Each Executor subclass implements steps 1-3 in a backend-specific way, while the execute_workload() orchestrator handles step 4 uniformly. The Backend enum (AVRO, JSON, POSTGRES, MYSQL, SQL_SERVER, MATERIALIZE) serves as the discriminant for type-name resolution, enabling the same Field definition to produce correct DDL on any target.
Key Design Decisions
Deterministic reproducibility: DataType methods accept a random.Random instance rather than using global randomness.

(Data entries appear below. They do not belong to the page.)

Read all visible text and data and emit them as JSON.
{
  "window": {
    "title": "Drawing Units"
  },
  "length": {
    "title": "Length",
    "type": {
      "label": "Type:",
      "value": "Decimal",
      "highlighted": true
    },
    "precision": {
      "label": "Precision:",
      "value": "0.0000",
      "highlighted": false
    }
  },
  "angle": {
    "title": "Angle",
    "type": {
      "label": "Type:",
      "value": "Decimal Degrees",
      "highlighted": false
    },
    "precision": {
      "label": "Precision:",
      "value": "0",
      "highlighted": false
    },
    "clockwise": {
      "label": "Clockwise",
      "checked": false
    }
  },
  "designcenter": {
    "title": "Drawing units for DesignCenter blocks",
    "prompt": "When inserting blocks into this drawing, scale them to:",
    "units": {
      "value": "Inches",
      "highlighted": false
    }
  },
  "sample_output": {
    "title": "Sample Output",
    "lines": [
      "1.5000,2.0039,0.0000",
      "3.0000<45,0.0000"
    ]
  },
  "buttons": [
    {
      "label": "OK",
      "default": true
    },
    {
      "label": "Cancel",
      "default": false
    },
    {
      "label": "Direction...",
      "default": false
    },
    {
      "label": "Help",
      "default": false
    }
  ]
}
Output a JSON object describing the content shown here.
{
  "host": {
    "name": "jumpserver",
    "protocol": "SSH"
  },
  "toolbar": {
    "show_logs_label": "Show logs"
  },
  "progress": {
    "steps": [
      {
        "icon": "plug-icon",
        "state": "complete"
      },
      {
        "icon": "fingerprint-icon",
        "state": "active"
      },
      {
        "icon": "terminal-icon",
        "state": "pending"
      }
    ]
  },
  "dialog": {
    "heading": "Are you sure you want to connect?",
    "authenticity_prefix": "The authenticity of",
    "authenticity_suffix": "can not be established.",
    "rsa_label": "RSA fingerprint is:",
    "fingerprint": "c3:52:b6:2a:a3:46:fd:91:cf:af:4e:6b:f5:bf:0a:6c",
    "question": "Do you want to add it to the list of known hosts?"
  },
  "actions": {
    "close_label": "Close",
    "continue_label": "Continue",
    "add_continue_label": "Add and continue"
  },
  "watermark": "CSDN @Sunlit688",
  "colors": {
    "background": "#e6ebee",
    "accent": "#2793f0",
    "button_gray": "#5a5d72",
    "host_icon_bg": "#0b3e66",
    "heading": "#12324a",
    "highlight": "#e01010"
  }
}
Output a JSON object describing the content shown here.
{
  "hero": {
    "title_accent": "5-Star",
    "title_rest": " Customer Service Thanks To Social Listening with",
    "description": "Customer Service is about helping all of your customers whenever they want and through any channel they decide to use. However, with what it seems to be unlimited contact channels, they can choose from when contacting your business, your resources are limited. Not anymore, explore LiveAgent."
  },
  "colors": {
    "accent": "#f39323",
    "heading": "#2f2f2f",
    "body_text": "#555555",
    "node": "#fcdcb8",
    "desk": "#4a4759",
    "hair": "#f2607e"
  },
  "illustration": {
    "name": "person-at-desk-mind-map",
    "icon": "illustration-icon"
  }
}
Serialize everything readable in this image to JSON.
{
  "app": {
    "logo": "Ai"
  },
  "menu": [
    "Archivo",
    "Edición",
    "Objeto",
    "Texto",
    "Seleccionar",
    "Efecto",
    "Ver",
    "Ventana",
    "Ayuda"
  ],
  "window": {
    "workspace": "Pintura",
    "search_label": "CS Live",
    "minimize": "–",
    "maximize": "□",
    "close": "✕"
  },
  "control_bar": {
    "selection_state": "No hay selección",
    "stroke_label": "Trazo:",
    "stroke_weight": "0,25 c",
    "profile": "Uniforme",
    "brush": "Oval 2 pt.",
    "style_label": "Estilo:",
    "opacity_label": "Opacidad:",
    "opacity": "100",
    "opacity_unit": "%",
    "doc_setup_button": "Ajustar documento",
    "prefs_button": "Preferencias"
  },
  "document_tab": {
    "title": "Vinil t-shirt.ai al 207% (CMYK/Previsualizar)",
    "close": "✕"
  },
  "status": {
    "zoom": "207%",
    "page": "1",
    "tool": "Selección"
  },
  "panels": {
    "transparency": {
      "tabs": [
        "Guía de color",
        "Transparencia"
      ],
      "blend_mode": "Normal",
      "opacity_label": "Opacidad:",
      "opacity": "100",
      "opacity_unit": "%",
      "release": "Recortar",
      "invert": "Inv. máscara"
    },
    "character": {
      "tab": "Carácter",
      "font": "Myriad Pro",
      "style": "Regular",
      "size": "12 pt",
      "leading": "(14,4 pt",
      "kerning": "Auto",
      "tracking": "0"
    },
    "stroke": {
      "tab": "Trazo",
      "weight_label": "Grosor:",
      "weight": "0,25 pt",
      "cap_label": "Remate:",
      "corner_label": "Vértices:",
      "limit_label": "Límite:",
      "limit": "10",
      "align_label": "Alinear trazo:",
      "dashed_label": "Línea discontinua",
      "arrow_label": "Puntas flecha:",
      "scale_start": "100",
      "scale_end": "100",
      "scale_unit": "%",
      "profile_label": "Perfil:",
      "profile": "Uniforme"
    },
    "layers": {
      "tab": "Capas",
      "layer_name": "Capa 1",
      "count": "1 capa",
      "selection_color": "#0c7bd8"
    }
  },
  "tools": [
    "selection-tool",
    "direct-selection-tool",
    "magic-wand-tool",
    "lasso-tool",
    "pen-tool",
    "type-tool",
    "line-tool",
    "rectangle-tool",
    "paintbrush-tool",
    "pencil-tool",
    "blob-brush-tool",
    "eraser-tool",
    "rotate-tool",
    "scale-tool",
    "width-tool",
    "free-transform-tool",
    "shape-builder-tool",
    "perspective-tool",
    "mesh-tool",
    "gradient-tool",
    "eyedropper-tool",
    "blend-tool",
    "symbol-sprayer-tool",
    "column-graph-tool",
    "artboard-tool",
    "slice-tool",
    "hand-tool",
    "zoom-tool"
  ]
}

Combined with sorted type lists (sorted(list(all_subclasses(DataType)), key=repr)), this ensures that a given seed produces identical test runs.
Boundary value testing: Each DataType's random_value() method has a 10% chance (or 1% for temporal types) of generating extreme boundary values (MIN/MAX integers, epoch dates, max intervals), improving edge case coverage without requiring dedicated boundary tests.
In-query vs. raw values: The in_query parameter on random_value() and numeric_value() controls whether values are returned as raw Python objects (for Kafka/Avro serialization) or as SQL-cast string literals (e.g., 42::int, TIMESTAMP '2024-01-01') suitable for direct inclusion in SQL statements.
Ground truth via PostgreSQL: The PgExecutor always runs as a baseline alongside other executors. After the workload completes, the PostgreSQL table state is queried and compared against each Materialize source table using REAL_TIME_RECENCY to ensure fresh reads. This provides a single, trusted reference point for correctness.
Composable disruptions: RestartMz and ZeroDowntimeDeploy are modeled as TransactionDef subclasses that yield None instead of a Transaction. This allows disruptions to be inserted into any workload cycle alongside data operations without special-casing the generation loop.